“Why storytelling?” It’s a question I’ve been asked many times, often preceded by the phrase, “Out of all the career paths you could have pursued.” The standard answer has always been, “Because it matters, because it expresses our humanity, because it can change the world.”
For me, it’s something that I have witnessed in my own life, and in the lives of many others. An accumulation of experiences over many years that led to a profound understanding, built like the pyramids, one block at a time. Though it’s a reality constantly evolving, never finished.
I would venture to say that Patrick Moreau‘s experience is similar in that he has spent many years honing his own craft of storytelling as the founder of Muse Storytelling, but in his case there was a pivotal moment when the telling of stories took on new meaning and purpose.
Every story is the opportunity of a lifetime and we just rarely realize it.

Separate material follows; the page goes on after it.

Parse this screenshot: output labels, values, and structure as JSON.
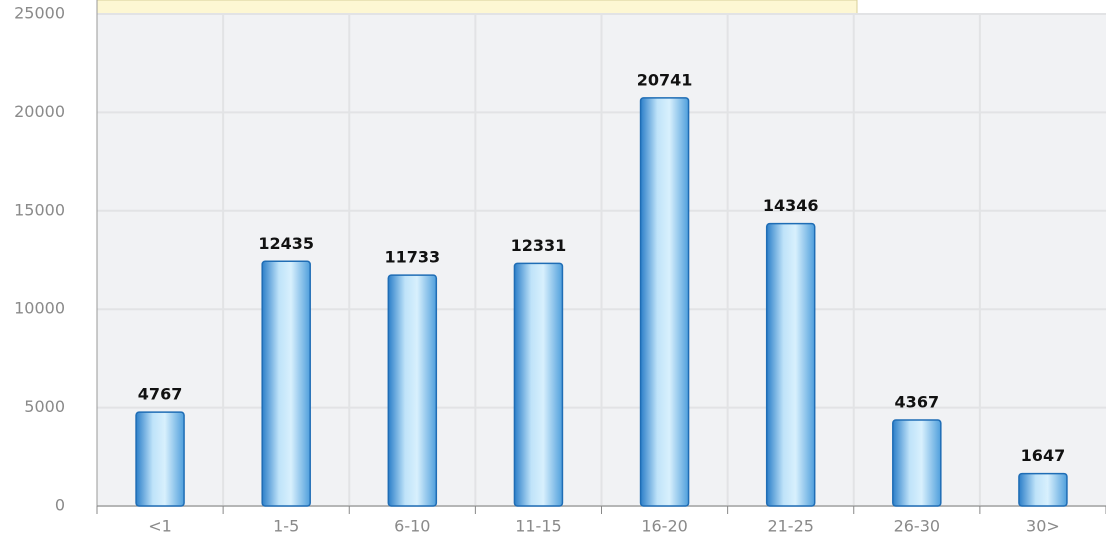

Many personal stories involve tragic events or circumstances that cause a shift in perspective about the world and our place in it. We come away changed, as well as conflicted and confused, yet clarity can also manifest. Take a few minutes to watch this video about Patrick’s journey, then reflect on your desire, and maybe reluctance, to share your story with others.
Transcript (with minor edits for readability)
Amina Moreau: So, I just came back from interviewing Patrick for our launch film, and I’ve got to say, we had a really great plan going into this thing. We knew exactly what we wanted our story to be. But every so often, when you’re in an interview, something so amazing, or so unexpected happens that you know you’ve got to pivot your story.
Here’s what happened:
Why does it matter to you so much that you live a life of purpose?
Patrick Moreau: That was my mom. She took her own life, and my sister and I had to go back to Midland and pack up her apartment.
I mean, for over a decade my mom struggled with bipolar, which means she’d have these manic phases where she’d fly to places like Turkey, Lebanon or Jordan and then would often come crashing down into a depression and somebody’d have to go and try and bring her back.
I went to Lebanon to try and bring her back when she became depressed, and I’ve sat on an airplane next to her for eight hours and she pretends to read, you know, because then it looks like you’re normal.
I can’t imagine the reality of somebody going through their life trying to hide their pain so that people don’t try and bother them, you know? And so, it just came to a point where she felt like she was more of a burden.
A lot of people would probably tell you that the depression killed her, but it was not having purpose anymore. It was not being able to follow her purpose. It was not being able to find it in herself to do anything that she felt would really make a difference for anybody.
It’s incredibly hard to lose somebody you’re that close to, but what allowed me to survive was having a purpose, was believing that what we’re actually doing really does matter and makes a difference.
So it’s a very deep-seated sense that purpose not only matters, it not only drives you forward, but it also keeps you going, and it also will help see you through, and it is one of the most fulfilling things that you can have. You know?
I don’t think a lot of us realize that being a storyteller truly is the greatest job out there, because not only do we get to do something, it can really make a positive difference, that we can really take things and share them with people in a way that’s gonna open their minds, let them see something different. But that we are also changed by those things.
If I have the ability to extract something from our experience and to bring together an incredible team of people who can come up with a repeatable way that different people, wherever they are in the world, can use this structure and these ideas to do what they do better and to love it more, I mean, it feels like a crime not to.
How do you not share that? How do you not take the opportunity to try and do that? I don’t know, I guess it seems bizarre ‘cuz people come up to you all the time and they go, like, why are you sharing this?
Like, why do you just give away everything you know? And I have such a hard time understanding that question. Why would I keep it? Are you gonna go and tell your best story and then go lock it in your bedroom and go, “No, no, this is for me!”
No, you share it with people. You want it to make an impact. Well, you know what? Muse is my story. It is something that I believe in that deeply, that it can be your journey, that can help you actually make a difference and that’s all it is. And so of course, I want to share that with as many people as I can. And I want them to be able to use it and take it and take whatever works for you and just do what you do a little bit better and I’m happy.
Every story is the opportunity of a lifetime and we just rarely realize it. You rarely realize that we have an opportunity to really let somebody be heard, to allow them to see themselves in a different way, and to share something with other people that could make a difference for them.
One of the last things that my mom really wanted was to share her story. It was to have it matter to somebody else other than her. For people to take her pain in her experience with bipolar and to learn something from it, to be able to live their own lives a little bit better.
And I will one day tell that story in a bigger way. And when I do, I want it to be the best damn story I’ve ever told. You know, I want to make sure that I’m not missing anything, I haven’t left anything on the table, and that’s why we’re building this. You know? Because that’s what matters to me, this story.
But everybody else, they have something that matters to them, and it’s just about creating something that allows us all to make the most of every story we tell.